Please Read: A Personal Appeal TO Wikipedia Founder Jimmy Wales

Editor’s Note: This is a guest post by Hunter Walk who spends way too much time researching 1980s hair metal bands on Wikipedia. His obsession with Wikipedia is unrelated to his day job leading the consumer product team at YouTube.

Wikipedia is the world’s 5th largest website, runs no ads and, depressingly, seems to be perpetually on the fringe of solvency. Google for “Jimmy Wales personal appeal” (Wales is Wikipedia’s founder) and you’ll see that there are 32,000+ results, which gives you a sense of the fundraising requirements for this user-generated encyclopedia. The question of whether they’ll ever run ads in order to break this cycle is an ongoing debate. In fact there’s a Wikipedia page devoted to this topic with discussion about ads, opt-in ads, search ads, etc.

At 400+ million users worldwide, any of these options could certainly raise considerable funds used to support the technical and philosophical mission of this non-profit. But to date, Wales has been reluctant to introduce any advertising. So where do we end up? After hitting its 10 year anniversary this January, the question is: can Wikipedia sustain itself for another 10 years without a significant change to its business model?

In my mind there’s a simple solution previously unexplored which would cover their fundraising goals of $16 million annually without any visible change to the site or behavior of its authors and users: simply insert affiliate codes into relevant links on Wikipedia. When I’m reading about the film Twilight, give me a link to buy the video at Amazon and Wikipedia will collect up to 8.5% of any transactions as an Amazon Associate. Or from the Hawaii page, a simple Orbitz affiliate link will produce $3 for each plane ticket sold, 3-5% for a hotel reservation, and so on.

How much money could Wikipedia make from this small change? How about $16,422,000 annually from just their US traffic, roughly 2.7 billion monthly pageviews (25 percent of Wikipedia’s total pageviews). Multiplying those pageviews by a .50 revenue per 1,000 page views yields a total which amazingly just exceeds the $16 million target. [note: the .50 eCPM is an estimate gathered from web experts in affiliate monetization. Oliver Roup, CEO of Viglink, a technology which helps web publishers monetize their site in the manner I suggest for Wikipedia, told me they see some eCPMs up to $5 within their network but suggests a more conservative estimate like mine  for Wikipedia.]

Three simple steps can make this happen and preserve Wikipedia as a vibrant, free service:

1) Jimmy Wales needs to say “yes!”

Although I’ve heard Jimmy talk about his views on advertising, I haven’t located any comments regarding affiliate programs. Unlike ads, affiliate links require no change to the site or conflict of interest. However today Wikipedia maintains strict policies on outbound links which forbid affiliate programs.
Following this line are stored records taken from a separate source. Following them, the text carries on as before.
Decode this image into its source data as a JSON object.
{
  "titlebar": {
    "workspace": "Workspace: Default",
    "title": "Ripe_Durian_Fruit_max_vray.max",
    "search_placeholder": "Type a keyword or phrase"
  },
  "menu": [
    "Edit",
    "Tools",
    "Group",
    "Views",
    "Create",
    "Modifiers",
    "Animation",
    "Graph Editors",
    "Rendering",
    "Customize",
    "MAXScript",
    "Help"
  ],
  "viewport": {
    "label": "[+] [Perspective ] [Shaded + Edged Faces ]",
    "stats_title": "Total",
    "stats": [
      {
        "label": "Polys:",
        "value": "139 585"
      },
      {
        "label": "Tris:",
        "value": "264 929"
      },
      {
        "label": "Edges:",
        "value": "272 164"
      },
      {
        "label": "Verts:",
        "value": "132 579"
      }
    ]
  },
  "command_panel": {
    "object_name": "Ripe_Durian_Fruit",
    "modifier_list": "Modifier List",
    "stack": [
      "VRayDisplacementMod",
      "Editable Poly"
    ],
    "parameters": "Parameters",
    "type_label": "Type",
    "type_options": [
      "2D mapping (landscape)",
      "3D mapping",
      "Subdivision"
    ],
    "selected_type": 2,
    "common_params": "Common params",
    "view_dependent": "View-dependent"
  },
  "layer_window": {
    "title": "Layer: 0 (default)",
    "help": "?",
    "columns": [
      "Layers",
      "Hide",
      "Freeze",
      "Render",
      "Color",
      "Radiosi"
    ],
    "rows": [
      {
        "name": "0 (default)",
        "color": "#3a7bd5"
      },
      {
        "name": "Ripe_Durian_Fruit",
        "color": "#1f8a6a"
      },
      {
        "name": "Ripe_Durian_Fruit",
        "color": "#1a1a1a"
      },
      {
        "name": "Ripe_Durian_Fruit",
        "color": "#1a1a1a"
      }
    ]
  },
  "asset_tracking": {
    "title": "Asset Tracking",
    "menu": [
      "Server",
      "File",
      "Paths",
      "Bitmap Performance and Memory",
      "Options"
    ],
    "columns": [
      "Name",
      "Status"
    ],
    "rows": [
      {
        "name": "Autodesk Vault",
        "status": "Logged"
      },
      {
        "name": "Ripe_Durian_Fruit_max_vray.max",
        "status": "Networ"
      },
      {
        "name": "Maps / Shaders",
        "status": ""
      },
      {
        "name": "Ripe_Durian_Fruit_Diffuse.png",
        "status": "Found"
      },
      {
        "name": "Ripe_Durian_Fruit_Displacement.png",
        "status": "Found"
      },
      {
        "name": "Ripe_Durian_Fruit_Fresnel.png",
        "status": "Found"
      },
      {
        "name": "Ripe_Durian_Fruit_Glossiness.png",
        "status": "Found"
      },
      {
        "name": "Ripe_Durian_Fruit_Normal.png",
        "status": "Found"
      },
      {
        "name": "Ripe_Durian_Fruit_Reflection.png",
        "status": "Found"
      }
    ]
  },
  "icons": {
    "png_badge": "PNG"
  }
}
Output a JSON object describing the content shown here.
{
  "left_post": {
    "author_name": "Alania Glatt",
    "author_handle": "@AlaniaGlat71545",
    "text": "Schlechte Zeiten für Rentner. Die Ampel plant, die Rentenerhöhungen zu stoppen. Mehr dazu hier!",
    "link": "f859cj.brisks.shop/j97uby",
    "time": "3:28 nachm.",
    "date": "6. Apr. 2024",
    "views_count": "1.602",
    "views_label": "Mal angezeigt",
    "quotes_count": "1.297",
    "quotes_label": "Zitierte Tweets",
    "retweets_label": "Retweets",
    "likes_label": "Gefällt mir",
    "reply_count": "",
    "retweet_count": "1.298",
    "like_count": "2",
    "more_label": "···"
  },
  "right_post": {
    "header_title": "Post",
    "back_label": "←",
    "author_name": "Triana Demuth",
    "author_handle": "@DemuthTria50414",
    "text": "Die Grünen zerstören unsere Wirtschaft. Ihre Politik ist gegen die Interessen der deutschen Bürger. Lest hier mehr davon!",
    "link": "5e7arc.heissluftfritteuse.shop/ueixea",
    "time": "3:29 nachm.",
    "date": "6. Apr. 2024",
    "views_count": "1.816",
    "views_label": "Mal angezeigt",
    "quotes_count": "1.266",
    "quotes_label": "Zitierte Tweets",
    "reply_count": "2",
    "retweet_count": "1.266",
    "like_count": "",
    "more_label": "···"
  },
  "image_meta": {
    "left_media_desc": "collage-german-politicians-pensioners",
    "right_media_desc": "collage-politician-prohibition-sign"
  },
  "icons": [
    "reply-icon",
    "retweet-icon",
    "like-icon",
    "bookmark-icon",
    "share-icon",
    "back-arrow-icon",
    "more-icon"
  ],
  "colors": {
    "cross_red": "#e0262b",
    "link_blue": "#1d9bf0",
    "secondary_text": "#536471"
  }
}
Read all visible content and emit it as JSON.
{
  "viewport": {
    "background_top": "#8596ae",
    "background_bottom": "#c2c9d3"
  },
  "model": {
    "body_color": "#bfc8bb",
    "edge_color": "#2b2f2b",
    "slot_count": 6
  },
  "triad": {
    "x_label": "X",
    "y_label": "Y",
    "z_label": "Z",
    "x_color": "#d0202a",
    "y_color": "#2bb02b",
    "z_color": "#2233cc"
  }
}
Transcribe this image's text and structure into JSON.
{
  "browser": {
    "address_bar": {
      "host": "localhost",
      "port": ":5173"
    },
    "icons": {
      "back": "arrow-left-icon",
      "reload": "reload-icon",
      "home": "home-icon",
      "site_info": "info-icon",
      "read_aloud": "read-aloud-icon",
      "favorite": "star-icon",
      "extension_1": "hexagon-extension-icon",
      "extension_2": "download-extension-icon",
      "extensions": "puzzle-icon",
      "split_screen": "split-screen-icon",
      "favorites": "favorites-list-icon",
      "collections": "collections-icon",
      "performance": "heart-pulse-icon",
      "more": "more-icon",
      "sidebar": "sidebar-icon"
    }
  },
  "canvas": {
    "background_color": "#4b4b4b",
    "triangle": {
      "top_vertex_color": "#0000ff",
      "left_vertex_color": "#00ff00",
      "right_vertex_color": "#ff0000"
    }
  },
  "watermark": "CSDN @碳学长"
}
Accordingly, Wikipedia would need to relax their policies on outside linking.

2) An Affiliate Marketing Partner needs to be selected

Viglink and Skimlinks are two of the leaders in the affiliate monetization space. Although specifics would need to be worked out, Roup offered Viglink’s support: “We’ve helped thousands of publishers monetize their content, including a few of comparable scale and we’re proud of the meaningful role VigLink revenue now plays for them. We’d be honored to similarly assist Wikipedia in continued pursuit of their mission.” That sounds like a deal waiting to happen!

3) Participating Merchants need to honor Wikipedia affiliate clicks

Affiliate programs exist to generate incremental sales and merchants reserve the right to limit payment to partners based on a variety of conditions. This is why you don’t see Twitter just append their own affiliate code to all Amazon links shared via their site — Amazon would likely say “bug off.” However, in this case, given Wikipedia’s non-profit status and the massive amount of traffic this would help unlock for participating merchants, merchants would likely welcome the affiliation. And those who don’t? Well, there’s always another merchant who will or how about a people-powered boycott by the Wikipedia community? :)

By embracing a smart affiliate program technology, Wikipedia could readily remove the questions around their solvency and redirect all that fundraising energy to activities more directly productive to the wikipedia corpus. So c’mon Jimmy, what do you think?

Disclaimer: I work for YouTube, which is owned by Google, which has a group called Google Ventures which made an investment in Viglink, however I’ve got no agenda here other than Wikipedia’s future.